The Delano brand, made famous by its original hotel in Miami’s South Beach, will expand to Europe with a property in Costa Smeralda on the Italian island of Sardinia.
The Delano Porto Cervo, slated to open in 2023, will be the first in an international expansion that will see the brand grow beyond its U.S. presence in Miami and Las Vegas. SBE plans to eventually grow the brand to properties in Europe, South America, the Middle East, and Asia, the hospitality group announced this week.
“We’re not saying we want 50 Delanos. It’s not a number that we’re looking for,” said Chadi Farhat, SBE’s chief operating officer for the Middle East and Europe, in an exclusive Skift interview. “It’s more about strategic locations that we’d like for Delano to be around the world.”
The 68-room Delano Porto Cervo entails a complete redevelopment of an existing hotel, resulting in what Farhat says is a new-build project complete with a restaurant, lobby and pool bars, beach club, and fitness studio.
The Sardinian property may be a partnership between SBE, private equity firm Quianto Capital, and advisory firm Enma Capital, but a different SBE partner is helping the Delano brand go global.
Accor bought a 50 percent stake in SBE in 2018 for $319 million, an investment the hotel industry viewed at the time as fueling the Paris-based hotel company’s goal of expanding in North America. But Farhat said the Accor partnership is also assisting the SBE development pipeline around the world.
The Delano expansion starts in Europe, first with the Italian property and then a soon-to-be announced project in Switzerland, Farhat said. While Delano conjures images of South Beach, its global portfolio is expected to eventually grow to a mix of beachfront, countryside, and ski resorts.
“The elements of South Beach that make Delano special, like programming and services, will travel with Delano around the world,” Farhat said.
Luxury Expansion in a Pandemic
It may seem like an odd time to take the Delano brand abroad, given the catastrophic impact on travel due to coronavirus — especially to the luxury sector.
But SBE and Accor remain committed to expanding the Delano footprint, saying the brand is less vulnerable in the current travel environment than other upscale brands.
“We are not your traditional luxury or upper upscale hotel,” Farhat said. “We create destinations with our hotels.”
He points to the performance of the Mondrian — another SBE and Accor brand — in Doha, Qatar, as proof there is pent-up demand for luxury accommodations, even in the middle of a global pandemic. The hotel’s July performance was better than that seen in 2019 due to staycations, Farhat said.
Even SBE’s eight Miami properties, which include the Delano South Beach among other luxury brands, saw “healthy numbers” in June before the surge of new coronavirus cases in Florida.

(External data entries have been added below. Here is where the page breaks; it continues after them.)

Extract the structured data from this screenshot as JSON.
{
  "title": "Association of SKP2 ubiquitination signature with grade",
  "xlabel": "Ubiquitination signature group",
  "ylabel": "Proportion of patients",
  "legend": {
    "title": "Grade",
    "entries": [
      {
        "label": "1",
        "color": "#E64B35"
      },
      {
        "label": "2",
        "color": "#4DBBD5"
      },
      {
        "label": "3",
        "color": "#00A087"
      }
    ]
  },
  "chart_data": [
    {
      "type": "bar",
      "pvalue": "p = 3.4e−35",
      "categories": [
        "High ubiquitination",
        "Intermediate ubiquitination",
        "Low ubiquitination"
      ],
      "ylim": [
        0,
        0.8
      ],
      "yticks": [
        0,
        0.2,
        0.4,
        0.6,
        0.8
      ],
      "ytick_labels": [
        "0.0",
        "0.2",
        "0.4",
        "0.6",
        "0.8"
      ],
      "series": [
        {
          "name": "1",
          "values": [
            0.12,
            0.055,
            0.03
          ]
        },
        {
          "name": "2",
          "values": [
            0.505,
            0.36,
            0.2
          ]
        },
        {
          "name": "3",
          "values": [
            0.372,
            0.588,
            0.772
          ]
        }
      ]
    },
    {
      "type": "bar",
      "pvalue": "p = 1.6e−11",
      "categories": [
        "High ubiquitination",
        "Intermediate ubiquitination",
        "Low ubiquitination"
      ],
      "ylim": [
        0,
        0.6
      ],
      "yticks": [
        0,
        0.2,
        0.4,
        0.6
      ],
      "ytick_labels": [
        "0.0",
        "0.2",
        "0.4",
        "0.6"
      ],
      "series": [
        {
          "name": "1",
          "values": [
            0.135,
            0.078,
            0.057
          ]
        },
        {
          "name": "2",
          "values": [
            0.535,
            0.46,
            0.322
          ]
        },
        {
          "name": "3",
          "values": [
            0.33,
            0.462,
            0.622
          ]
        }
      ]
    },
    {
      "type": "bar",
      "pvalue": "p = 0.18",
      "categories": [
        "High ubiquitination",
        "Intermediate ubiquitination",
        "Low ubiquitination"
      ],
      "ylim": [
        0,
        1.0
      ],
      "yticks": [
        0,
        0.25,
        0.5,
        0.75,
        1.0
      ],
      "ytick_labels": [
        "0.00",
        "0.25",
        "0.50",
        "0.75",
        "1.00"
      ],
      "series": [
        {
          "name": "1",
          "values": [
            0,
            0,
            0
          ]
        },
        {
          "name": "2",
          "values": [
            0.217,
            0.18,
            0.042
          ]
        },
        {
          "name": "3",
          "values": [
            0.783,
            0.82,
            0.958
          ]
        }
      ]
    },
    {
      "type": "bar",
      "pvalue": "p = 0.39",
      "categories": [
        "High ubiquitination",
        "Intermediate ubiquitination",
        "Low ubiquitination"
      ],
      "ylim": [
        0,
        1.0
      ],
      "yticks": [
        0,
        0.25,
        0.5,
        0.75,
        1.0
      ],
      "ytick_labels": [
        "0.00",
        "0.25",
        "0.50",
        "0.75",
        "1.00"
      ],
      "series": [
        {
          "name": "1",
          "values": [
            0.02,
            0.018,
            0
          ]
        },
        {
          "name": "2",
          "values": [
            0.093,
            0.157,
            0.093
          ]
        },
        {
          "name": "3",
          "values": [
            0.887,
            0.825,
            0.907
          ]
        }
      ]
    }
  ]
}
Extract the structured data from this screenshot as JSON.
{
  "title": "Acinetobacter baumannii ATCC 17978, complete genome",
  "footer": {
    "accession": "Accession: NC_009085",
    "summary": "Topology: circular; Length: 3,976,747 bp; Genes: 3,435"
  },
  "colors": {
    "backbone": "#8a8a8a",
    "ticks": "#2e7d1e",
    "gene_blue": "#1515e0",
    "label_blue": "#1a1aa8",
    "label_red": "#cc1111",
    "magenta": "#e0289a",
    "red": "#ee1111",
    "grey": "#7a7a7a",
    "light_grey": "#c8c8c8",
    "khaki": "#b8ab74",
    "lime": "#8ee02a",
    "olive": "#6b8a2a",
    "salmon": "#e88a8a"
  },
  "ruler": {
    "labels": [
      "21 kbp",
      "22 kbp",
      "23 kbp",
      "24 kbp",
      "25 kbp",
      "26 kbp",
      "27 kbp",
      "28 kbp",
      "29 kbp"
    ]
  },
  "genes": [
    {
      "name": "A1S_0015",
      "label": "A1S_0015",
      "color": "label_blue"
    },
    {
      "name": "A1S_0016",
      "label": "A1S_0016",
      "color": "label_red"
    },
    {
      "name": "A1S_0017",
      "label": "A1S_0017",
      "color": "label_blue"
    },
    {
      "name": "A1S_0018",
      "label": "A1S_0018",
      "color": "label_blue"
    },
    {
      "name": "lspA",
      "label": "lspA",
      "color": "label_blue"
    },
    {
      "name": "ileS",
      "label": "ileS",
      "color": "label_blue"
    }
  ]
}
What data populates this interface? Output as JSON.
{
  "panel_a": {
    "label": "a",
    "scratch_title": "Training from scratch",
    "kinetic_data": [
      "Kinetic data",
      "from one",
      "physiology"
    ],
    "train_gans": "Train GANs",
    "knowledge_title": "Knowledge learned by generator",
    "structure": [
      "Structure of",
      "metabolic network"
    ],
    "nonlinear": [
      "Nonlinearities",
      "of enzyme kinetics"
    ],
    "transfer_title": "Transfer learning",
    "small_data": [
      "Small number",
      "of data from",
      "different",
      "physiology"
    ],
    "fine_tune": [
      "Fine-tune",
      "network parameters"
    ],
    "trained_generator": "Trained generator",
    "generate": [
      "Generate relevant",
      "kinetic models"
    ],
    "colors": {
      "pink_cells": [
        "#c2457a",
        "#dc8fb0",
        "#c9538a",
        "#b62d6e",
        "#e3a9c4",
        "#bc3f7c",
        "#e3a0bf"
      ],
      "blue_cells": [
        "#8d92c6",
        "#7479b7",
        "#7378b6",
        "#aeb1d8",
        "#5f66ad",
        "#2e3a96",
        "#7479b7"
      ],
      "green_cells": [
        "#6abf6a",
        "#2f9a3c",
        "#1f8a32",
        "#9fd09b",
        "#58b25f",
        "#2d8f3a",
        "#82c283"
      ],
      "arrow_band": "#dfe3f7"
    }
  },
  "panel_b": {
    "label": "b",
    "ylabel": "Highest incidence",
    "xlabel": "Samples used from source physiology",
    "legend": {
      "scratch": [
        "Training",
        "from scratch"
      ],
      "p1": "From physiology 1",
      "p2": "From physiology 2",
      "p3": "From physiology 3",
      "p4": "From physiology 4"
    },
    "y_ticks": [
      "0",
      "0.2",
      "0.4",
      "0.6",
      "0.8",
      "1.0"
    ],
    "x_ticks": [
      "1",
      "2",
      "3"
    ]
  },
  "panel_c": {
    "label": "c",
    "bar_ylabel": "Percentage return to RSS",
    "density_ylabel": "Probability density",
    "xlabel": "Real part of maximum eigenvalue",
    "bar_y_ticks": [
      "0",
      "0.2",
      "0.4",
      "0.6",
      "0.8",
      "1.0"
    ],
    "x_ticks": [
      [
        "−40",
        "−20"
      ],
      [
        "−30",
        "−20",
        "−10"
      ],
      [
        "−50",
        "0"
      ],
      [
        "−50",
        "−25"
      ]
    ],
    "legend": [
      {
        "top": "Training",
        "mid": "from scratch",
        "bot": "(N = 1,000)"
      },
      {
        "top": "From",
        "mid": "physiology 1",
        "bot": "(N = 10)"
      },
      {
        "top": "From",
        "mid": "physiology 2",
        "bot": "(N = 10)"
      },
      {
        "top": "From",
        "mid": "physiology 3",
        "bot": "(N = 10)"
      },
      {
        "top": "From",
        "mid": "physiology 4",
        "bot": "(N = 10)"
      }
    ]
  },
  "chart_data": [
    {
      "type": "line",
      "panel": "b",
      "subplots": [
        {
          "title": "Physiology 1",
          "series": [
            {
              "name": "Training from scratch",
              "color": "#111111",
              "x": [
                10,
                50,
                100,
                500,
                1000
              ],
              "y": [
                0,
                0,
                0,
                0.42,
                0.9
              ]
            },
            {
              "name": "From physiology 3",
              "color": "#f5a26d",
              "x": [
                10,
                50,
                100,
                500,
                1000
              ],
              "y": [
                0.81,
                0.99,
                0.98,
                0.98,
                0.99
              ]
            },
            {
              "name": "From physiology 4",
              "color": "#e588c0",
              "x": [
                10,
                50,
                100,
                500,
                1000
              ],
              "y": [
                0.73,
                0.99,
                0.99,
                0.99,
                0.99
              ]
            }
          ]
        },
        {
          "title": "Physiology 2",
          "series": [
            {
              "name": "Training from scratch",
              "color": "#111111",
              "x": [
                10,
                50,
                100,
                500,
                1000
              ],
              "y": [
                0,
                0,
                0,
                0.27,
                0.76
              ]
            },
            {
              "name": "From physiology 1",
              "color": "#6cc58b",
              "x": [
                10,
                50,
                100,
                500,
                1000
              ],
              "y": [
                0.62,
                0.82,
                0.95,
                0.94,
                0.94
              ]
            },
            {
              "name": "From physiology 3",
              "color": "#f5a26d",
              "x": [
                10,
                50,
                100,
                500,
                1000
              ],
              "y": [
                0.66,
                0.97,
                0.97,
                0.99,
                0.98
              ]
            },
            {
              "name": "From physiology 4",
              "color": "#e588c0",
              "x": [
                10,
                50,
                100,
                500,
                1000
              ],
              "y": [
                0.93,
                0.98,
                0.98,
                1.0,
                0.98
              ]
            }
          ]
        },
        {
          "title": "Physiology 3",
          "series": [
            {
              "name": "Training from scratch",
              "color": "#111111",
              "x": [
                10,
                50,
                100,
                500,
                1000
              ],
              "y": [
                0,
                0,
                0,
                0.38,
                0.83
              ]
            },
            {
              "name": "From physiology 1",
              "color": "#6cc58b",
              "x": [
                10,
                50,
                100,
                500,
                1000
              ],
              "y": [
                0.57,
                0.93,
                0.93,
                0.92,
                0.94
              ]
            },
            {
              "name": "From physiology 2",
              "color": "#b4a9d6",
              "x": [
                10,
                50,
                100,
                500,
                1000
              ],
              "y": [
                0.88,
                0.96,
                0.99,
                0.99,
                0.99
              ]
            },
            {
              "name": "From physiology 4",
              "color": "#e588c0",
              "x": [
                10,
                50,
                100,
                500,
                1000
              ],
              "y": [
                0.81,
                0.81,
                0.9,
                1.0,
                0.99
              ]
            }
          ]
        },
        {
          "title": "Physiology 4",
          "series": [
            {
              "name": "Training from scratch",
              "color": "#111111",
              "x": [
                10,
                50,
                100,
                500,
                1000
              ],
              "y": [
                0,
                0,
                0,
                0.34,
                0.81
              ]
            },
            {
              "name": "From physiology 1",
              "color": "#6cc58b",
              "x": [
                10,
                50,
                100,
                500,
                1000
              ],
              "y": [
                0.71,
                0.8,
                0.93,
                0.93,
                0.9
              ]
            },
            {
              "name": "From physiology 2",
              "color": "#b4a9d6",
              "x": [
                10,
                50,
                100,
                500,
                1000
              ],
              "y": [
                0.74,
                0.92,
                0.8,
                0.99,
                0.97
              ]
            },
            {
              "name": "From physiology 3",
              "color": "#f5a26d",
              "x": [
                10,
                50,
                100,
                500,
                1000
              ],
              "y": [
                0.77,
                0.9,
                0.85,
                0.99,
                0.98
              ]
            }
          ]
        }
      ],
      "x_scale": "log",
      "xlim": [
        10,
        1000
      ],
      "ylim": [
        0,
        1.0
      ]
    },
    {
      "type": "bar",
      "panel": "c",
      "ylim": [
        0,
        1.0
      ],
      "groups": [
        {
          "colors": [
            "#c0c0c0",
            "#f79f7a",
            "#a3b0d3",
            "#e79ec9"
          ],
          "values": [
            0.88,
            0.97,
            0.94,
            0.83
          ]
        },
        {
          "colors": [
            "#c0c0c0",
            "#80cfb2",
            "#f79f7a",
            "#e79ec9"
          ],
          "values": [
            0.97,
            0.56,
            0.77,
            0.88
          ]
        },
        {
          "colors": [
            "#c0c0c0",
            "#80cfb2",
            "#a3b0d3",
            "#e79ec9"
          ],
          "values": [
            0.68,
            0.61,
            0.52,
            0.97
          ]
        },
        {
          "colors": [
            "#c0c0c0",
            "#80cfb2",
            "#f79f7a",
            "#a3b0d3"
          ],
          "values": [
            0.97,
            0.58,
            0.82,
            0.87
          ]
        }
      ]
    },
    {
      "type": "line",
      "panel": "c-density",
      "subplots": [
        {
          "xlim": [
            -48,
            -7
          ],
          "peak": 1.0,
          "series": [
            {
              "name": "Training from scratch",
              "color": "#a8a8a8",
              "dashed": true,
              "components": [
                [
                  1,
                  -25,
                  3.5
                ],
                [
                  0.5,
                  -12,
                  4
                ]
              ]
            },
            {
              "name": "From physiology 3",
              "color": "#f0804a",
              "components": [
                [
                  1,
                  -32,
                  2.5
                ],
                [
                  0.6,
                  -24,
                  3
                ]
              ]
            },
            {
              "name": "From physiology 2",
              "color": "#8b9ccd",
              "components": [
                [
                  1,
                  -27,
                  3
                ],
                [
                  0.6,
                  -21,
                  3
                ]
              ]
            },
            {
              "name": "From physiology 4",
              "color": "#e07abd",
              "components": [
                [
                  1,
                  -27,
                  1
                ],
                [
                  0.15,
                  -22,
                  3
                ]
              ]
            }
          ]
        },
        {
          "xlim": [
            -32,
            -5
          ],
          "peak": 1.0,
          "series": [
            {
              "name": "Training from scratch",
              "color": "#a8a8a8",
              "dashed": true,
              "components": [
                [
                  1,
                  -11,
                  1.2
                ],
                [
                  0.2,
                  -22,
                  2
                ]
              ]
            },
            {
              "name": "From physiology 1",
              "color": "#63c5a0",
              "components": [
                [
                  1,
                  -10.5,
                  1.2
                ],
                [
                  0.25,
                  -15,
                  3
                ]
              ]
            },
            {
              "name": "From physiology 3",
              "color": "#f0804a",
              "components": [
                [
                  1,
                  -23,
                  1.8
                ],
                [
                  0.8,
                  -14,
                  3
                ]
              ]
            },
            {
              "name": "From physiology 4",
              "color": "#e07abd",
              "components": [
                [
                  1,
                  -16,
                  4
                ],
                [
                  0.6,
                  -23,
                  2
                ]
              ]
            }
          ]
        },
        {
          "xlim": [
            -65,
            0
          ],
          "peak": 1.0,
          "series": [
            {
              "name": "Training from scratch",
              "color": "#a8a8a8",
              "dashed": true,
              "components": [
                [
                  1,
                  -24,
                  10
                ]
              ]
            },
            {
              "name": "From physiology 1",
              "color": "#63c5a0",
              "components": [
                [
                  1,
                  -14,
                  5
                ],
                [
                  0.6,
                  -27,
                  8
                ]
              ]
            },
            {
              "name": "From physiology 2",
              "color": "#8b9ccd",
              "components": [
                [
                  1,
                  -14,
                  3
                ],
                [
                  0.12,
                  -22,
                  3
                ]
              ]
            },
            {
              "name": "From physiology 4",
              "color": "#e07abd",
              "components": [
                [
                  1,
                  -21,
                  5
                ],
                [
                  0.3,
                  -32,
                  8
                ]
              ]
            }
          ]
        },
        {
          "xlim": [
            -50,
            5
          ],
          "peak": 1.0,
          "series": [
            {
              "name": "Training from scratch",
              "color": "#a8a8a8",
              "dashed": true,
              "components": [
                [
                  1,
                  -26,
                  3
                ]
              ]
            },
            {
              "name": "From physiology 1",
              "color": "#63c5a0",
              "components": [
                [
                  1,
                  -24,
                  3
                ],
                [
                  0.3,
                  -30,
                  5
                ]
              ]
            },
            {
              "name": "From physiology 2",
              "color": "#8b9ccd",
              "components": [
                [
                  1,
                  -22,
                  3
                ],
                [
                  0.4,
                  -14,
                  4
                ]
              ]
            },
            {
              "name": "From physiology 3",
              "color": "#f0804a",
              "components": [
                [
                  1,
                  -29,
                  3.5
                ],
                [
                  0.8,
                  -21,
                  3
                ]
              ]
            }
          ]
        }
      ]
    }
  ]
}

“It tells you the minute restrictions are lifted and with social distancing and health measures in place — which we are seriously doing — there will be demand,” Farhat said. “People will come back and travel.”
The current travel environment could even present further opportunities to build out the Delano brand.
Construction financing is extremely tight due to the uncertain economic climate, especially around hotels. Farhat — like executives at other companies like Hyatt and IHG — said there are still plenty of pent-up capital sources out there to help fuel a brand expansion.
But growth may come at someone else’s expense.
“Not only is there pent-up capital, there are great opportunities,” he said. “There are iconic assets you see in New York, iconic assets being foreclosed on that will create more opportunities for conversions for new brands coming in. The environment itself, yes, it is bad, but where there is capital, there are great opportunities.”